Morning reflections from the final preparations for Further Adventures in Regrowing a Living Culture – and a conversation with Sara Jolena Wolcott.
When I recorded the invitation, there were still mornings of waking up to snow. Five weeks later, the garden is full of blossom. It’s here, that moment I had in mind, the moment when everything takes the gamble on life.
I’m looking through the names of those who are joining us in the two groups that have gathered around this invitation. There’s a scattering of old friends and people I’ve got to know through earlier series, others whose work I’ve crossed paths with in different contexts over the past year or two, and many whose names are new to me.
In a conversation about improvisation, the musician Steve Lawson once told me: it’s good to leave a gap in your work, because otherwise, where’s the room for the audience? I’ve carried that with me, an awareness that what you show up with is only ever part of the story, and if you try to bring something finished and polished and complete, that won’t make for a hospitable encounter.
My job is to show up with some stories, some threads with which we can begin to weave. I remember a conversation with Vanessa Andreotti, six years ago now, when we met at the Climate Existence conference in Sigtuna, and she spoke about “bricks” and “threads”: two sensibilities, two ways of inhabiting the world. It’s not that one is all bad and the other all good, she said, but the institutions of the dominant culture have been built out of bricks and can barely recognise other ways of being.
What is this school, I wonder sometimes? A kitchen table and a story told around it, the guests who come and stay for a while, the gatherings we put on now and then in the shoe shop, and these online series with a hundred faces Zooming in from around the world, meeting over a few weeks to share threads and stories. There are angles from which all this looks like nothing, people who squint at what we’re doing and can’t quite make it out, questions that are hard to answer in a way that will satisfy the questioner. And yet I see the way that threads are handed around, passed like a cat’s cradle, or woven into other creations. I hear rumours of other invitations, catch glimpses of undertakings that had their beginnings in conversations in these series, or that found new strength and different ways of seeing from what was shared here.
In a few minutes, I’ll shut down the computer and head out to the Red House, the hundred-year-old barn at the bottom of our garden, where we’re setting up the teaching space from which to host this series that starts tonight and tomorrow. There are chairs to move around, equipment to set up. And then some final notes to put together for the opening session.
If you’re already signed up to join us, then I look forward to spending time together over these coming weeks – and if you’re not, but there’s something here that calls to you, then there are still some places left. Here’s where you find out more.
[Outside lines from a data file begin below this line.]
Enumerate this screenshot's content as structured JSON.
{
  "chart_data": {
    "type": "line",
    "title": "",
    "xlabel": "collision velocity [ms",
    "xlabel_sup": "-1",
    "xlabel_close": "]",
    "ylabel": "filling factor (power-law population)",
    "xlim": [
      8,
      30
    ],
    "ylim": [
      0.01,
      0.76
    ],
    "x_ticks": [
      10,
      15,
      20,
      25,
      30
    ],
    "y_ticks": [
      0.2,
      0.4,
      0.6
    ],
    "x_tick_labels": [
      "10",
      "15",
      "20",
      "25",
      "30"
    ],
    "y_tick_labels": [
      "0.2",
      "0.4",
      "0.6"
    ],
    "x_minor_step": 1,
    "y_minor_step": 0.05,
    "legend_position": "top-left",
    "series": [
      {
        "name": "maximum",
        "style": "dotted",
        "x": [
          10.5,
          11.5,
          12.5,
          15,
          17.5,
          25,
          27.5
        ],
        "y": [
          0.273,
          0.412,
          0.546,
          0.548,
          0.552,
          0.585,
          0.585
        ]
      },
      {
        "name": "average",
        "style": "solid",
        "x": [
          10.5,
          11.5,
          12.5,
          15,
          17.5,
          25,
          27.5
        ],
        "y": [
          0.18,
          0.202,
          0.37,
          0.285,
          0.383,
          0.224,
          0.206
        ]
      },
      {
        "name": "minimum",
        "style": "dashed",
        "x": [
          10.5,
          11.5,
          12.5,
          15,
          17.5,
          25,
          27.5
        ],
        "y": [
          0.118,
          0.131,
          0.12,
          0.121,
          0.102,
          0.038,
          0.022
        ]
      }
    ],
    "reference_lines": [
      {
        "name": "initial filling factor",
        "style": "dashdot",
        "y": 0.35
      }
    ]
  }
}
And on the cusp of this series, I recorded a transatlantic conversation with my old friend Sara Jolena Wolcott, stitching together some thoughts about what kind of teaching and learning make sense in times like these.
A good conversation is a piece of improvisation: you hear words coming out of your mouth that you’ve never spoken before, stories take on a new shape in the moment of this encounter, together you catch sight of things that neither of you were expecting. That’s how it felt, talking with Sara last week, so I hope you’ll enjoy listening in.
DH
Just to say that I’m one of those people hugely inspired by your organic, humble and uniquely creative way of sharing some truly cutting edge thinking so freely and generously. And from my own experience of even tinier and invisible contexts for gathering around fires and kitchen tables, let’s never under-estimate the magical butterfly effect of seeds of ideas borne from those spaces. Thank you for the deep work you do, and long may it continue!
Three cheers for this forming cohort and your humble hand on the rudder, Dougald.